The classic “4Ps” (Product, Price, Promotion, Place) is often in the crosshairs, sometimes with new Ps like “Purpose”, “People”, “Process”, “Performance”, or “Personalization” thrown haphazardly into the marketing mix.
Mark Ritson recently mocked this behavior by launching a “Four P Regenerator” that randomly creates new jargon starting with the letter P so that every marketer can have their very own reinvented 4Ps.
In a recent MarketingWeek editorial, Mark shared the history of the 4Ps as a marketing tool invented by a PhD student named Jerry McCarthy in 1959. Mark writes:
“Discovering that a marketing concept is 60 years old elicits one of two possible responses. For a well-trained marketer who knows McCarthy’s work and appreciates disciplinary rigour, six decades signals robustness and consistency.

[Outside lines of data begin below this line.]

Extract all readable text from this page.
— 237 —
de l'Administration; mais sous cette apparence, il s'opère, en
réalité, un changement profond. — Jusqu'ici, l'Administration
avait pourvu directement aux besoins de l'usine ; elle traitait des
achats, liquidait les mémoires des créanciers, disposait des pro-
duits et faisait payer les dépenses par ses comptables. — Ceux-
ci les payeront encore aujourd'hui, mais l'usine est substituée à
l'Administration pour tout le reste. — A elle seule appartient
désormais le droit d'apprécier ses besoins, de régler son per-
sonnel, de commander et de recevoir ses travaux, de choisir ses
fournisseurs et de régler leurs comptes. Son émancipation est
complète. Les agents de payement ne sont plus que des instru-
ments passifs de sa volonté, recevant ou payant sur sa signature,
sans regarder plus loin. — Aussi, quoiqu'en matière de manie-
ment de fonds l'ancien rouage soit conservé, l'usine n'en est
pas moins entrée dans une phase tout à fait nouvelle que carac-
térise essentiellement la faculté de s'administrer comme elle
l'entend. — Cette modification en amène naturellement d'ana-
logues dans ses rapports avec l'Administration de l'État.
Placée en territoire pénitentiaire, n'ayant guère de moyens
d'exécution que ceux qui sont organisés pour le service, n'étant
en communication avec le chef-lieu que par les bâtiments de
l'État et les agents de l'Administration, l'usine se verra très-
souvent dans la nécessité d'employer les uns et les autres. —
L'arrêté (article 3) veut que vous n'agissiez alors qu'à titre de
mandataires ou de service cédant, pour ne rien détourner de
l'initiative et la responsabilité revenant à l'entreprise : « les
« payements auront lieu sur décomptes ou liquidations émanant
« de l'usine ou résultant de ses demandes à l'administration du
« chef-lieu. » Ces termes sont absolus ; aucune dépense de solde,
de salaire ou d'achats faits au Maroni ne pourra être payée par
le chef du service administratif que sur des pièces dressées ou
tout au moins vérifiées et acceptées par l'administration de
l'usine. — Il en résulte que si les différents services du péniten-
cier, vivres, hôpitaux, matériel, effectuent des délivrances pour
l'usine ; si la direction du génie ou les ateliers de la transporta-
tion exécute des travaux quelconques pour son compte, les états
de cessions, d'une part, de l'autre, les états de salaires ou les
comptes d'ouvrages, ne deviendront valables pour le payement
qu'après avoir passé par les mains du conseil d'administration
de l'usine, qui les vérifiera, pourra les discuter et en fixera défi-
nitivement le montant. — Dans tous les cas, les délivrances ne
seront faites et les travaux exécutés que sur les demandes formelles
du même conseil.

“But if you are a ‘modern marketer’ – low on disciplinary knowledge and unable to discern the constant evolution of tactics from the broader, unchanging nature of the marketing mission – 60 years is indicative of something that is surely out of date.”
The 4 Ps remains a simple but effective encapsulation of the levers of marketing, even as the marketing role has gotten more specialized over the years, often centered around the single “P” of Promotion.
Yet the marketing role has always had an element of “responsibility without authority” and so marketers have to learn to manage by influence. Russell Parsons urged marketers a few years ago to reclaim all 4Ps. As Russell put it,
“Leave marketers out of the decision making on price and you’re robbed of the insight, understanding and sensitivity to the customer’s needs. Take away their influence over place, and you risk decisions being made on the basis of cost at the expense of customer experience. Eradicate input on product and you get innovation for innovation’s sake.”
And in response to the rise of digital marketing, I like this observation from Mark Ritson:
“We do not need to change the four Ps because of digital. We need to understand that the constituent elements that make up the four Ps have changed – will continue to change – as time moves on.”
Or as Diageo CEO Ivan Menzes put it a few years ago: “It is not about doing ‘digital marketing’, it is about marketing effectively in a digital world.”